The year 1874 was another key year for mission – widower Andrews, a former Adventist Church president, took his two children to Europe as the church’s first official missionary, and the denomination established its first mission periodical, “True Mission.” Also, Battle Creek College in Michigan was established to train ministers to work both in the U.S. and abroad.
By 1910 a steady stream of missionaries was heading out – the mission fields prior to the 1880s were joining the U.S. as the new Adventist homelands. The Germans took responsibility for Egypt, the Ottoman Empire and Russia, the Swedes for Ethiopia, the British for East and West Africa, and the Australians for Southeast Asia and the South Pacific. Jamaica, too, sent missionaries; one of them, C. E. F. Thompson, went to Ghana.
A new publication, “Mission Quarterly,” was established in 1912, telling the stories of missionary families, including the Stahls in South America, Gustav Perk in Russia, the Robinsons in South Africa, and others who had left the U.S. knowing they might never come back.

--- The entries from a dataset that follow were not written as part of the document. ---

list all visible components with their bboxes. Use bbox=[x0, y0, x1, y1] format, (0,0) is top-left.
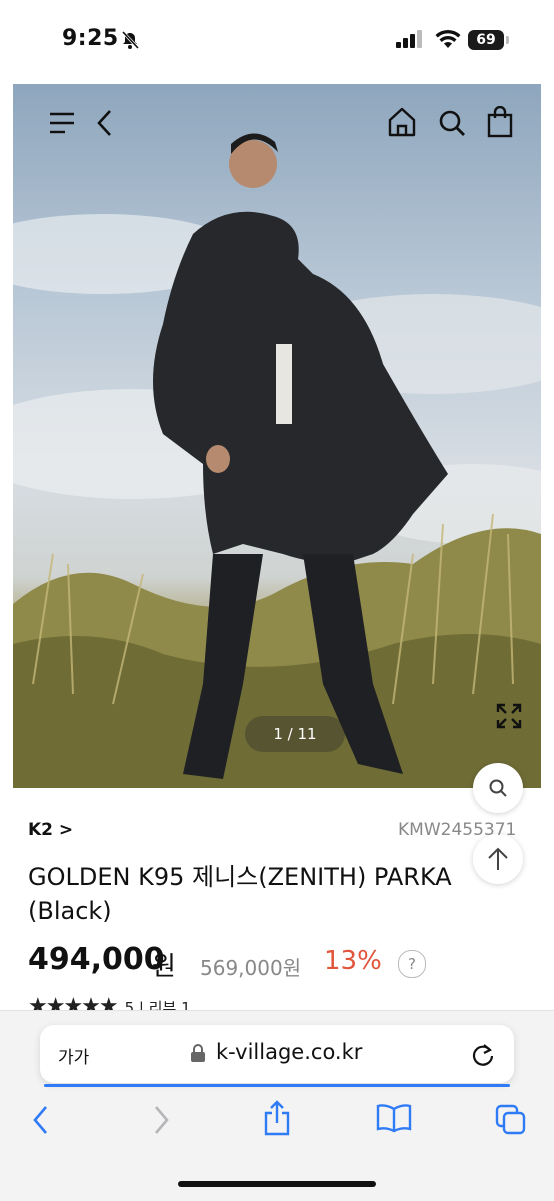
original-price: 569,000원 bbox=[200, 956, 302, 980]
magnifier-icon bbox=[489, 779, 507, 797]
expand-icon[interactable] bbox=[495, 702, 523, 730]
hero-header bbox=[13, 84, 541, 162]
page-load-progress bbox=[44, 1084, 510, 1087]
sale-price: 494,000 bbox=[28, 942, 165, 977]
browser-back-icon[interactable] bbox=[30, 1103, 52, 1137]
text-size-button[interactable]: 가가 bbox=[58, 1043, 89, 1068]
browser-toolbar bbox=[0, 1100, 554, 1143]
wifi-icon bbox=[435, 29, 461, 48]
share-icon[interactable] bbox=[262, 1099, 292, 1137]
currency-label: 원 bbox=[152, 952, 176, 982]
lock-icon bbox=[191, 1044, 205, 1062]
product-photo bbox=[13, 133, 541, 788]
status-time: 9:25 bbox=[62, 26, 119, 51]
zoom-button[interactable] bbox=[473, 763, 523, 813]
battery-indicator: 69 bbox=[468, 30, 504, 50]
reload-icon[interactable] bbox=[470, 1041, 496, 1067]
product-code: KMW2455371 bbox=[398, 820, 517, 840]
address-bar[interactable]: 가가 k-village.co.kr bbox=[40, 1025, 514, 1087]
url-text: k-village.co.kr bbox=[216, 1040, 363, 1064]
silent-bell-icon bbox=[121, 30, 140, 50]
status-bar: 9:25 69 bbox=[0, 0, 554, 82]
brand-link[interactable]: K2 > bbox=[28, 820, 73, 840]
browser-forward-icon[interactable] bbox=[150, 1103, 172, 1137]
product-title: GOLDEN K95 제니스(ZENITH) PARKA (Black) bbox=[28, 863, 452, 925]
image-counter: 1 / 11 bbox=[245, 716, 345, 752]
tabs-icon[interactable] bbox=[494, 1103, 528, 1137]
back-icon[interactable] bbox=[95, 108, 115, 138]
product-image-gallery[interactable]: 1 / 11 bbox=[13, 84, 541, 788]
discount-rate: 13% bbox=[324, 946, 382, 976]
home-icon[interactable] bbox=[387, 106, 417, 138]
menu-icon[interactable] bbox=[47, 108, 77, 138]
price-help-button[interactable]: ? bbox=[398, 950, 426, 978]
home-indicator bbox=[178, 1181, 376, 1187]
cellular-signal-icon bbox=[396, 30, 422, 48]
battery-tip bbox=[506, 36, 509, 44]
search-icon[interactable] bbox=[437, 108, 467, 138]
shopping-bag-icon[interactable] bbox=[487, 106, 513, 138]
price-row: 494,000 원 569,000원 13% ? bbox=[28, 942, 548, 982]
bookmarks-icon[interactable] bbox=[376, 1103, 412, 1133]
browser-chrome: 가가 k-village.co.kr bbox=[0, 1010, 554, 1201]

William A. Spicer, who was appointed church president following Daniells and had served as a missionary in India, published his thoughts on mission in the 1921 book, “Our story of Missions for Colleges and academies”: Mission “is not something in addition to the regular work of the church. The work of God is one work, the wide world over…. To carry the one message of salvation to all peoples … is the aim of every conference, every church, every believer.”